Police: Detailed Inspection of suspicious items

Law enforcement officials study the tactics drug dealers use to ship the proceeds from marijuana sales into Oregon and adapt their interdiction tactics to match them.

Court affidavits filed in federal civil forfeiture cases show that the eyes of postal inspectors and the noses of drug-detection dogs are agents' first line of defense.

Affidavits from postal inspectors show that they regularly scan overnight packages looking for some of the tell-tale packaging tactics dealers use.

Court affidavits show that drug dogs, such as Medford Police Department's Kilo, are regularly dispatched to the FedEx depot at the Medford airport to sniff incoming and outgoing packages.

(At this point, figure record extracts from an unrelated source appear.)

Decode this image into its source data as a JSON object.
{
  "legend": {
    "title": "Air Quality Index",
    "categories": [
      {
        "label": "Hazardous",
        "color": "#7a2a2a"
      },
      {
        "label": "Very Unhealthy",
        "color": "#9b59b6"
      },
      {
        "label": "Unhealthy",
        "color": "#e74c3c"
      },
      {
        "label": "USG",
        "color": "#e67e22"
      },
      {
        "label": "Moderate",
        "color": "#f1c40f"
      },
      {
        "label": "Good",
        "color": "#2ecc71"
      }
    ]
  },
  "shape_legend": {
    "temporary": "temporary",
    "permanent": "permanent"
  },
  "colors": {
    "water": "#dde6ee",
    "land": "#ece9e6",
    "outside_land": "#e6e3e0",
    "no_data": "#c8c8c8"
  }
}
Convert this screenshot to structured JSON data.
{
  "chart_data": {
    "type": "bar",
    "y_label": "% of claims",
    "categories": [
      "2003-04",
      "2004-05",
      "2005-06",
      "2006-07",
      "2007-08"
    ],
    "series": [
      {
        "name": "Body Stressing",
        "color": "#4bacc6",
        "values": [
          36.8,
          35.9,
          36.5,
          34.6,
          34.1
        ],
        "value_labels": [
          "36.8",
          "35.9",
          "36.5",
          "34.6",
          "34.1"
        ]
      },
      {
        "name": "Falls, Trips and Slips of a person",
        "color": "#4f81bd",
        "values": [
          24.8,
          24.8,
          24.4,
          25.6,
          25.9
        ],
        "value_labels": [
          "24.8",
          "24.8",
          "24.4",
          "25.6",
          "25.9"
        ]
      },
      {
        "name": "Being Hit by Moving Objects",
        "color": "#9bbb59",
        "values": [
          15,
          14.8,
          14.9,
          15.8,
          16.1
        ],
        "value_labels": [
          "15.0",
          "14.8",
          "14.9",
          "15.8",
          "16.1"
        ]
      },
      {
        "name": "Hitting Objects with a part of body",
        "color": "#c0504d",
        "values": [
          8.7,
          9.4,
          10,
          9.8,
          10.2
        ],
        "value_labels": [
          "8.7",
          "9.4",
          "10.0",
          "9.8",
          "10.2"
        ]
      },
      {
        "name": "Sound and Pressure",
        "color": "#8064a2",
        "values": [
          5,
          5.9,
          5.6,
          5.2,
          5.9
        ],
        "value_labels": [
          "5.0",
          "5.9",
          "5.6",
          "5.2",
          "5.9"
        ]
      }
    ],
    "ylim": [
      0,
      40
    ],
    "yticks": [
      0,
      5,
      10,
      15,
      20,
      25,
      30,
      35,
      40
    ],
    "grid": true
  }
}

When suspect packages are detected, investigators can seek a search warrant to open them and inspect them for cash. Sometimes investigators will deliver a package to the recipient and ask him or her to open it in their presence, federal affidavits show.

When investigators find large sums of cash they believe to be tied to the drug trade, they amass as much evidence of alleged deception by the shipper and addressee as possible.

In affidavits, police detail ways the money appears to have been disguised to avoid drug-dog detection. Police check return addresses and telephone numbers for fake entries. They do criminal background checks on the addressees, and often check whether the addressee is a medical-marijuana cardholder, affidavits show.

When addressees are identified, agents routinely ask them to explain how they got the money. Agents then attempt to verify the explanation. If the story doesn't add up, agents spell out the suspected lies in affidavits and note when claimants lack legitimate means to have large amounts of cash coming their way.

In some cases, however, it appears that cash is seized without agents even speaking to the addressees to get their side of the story. When agents seized a package in January that contained $17,980 from an address in New York sent to Donna Dickson in Grants Pass, agents filed a forfeiture claim in U.S. District Court without any mention of having interviewed Dickson.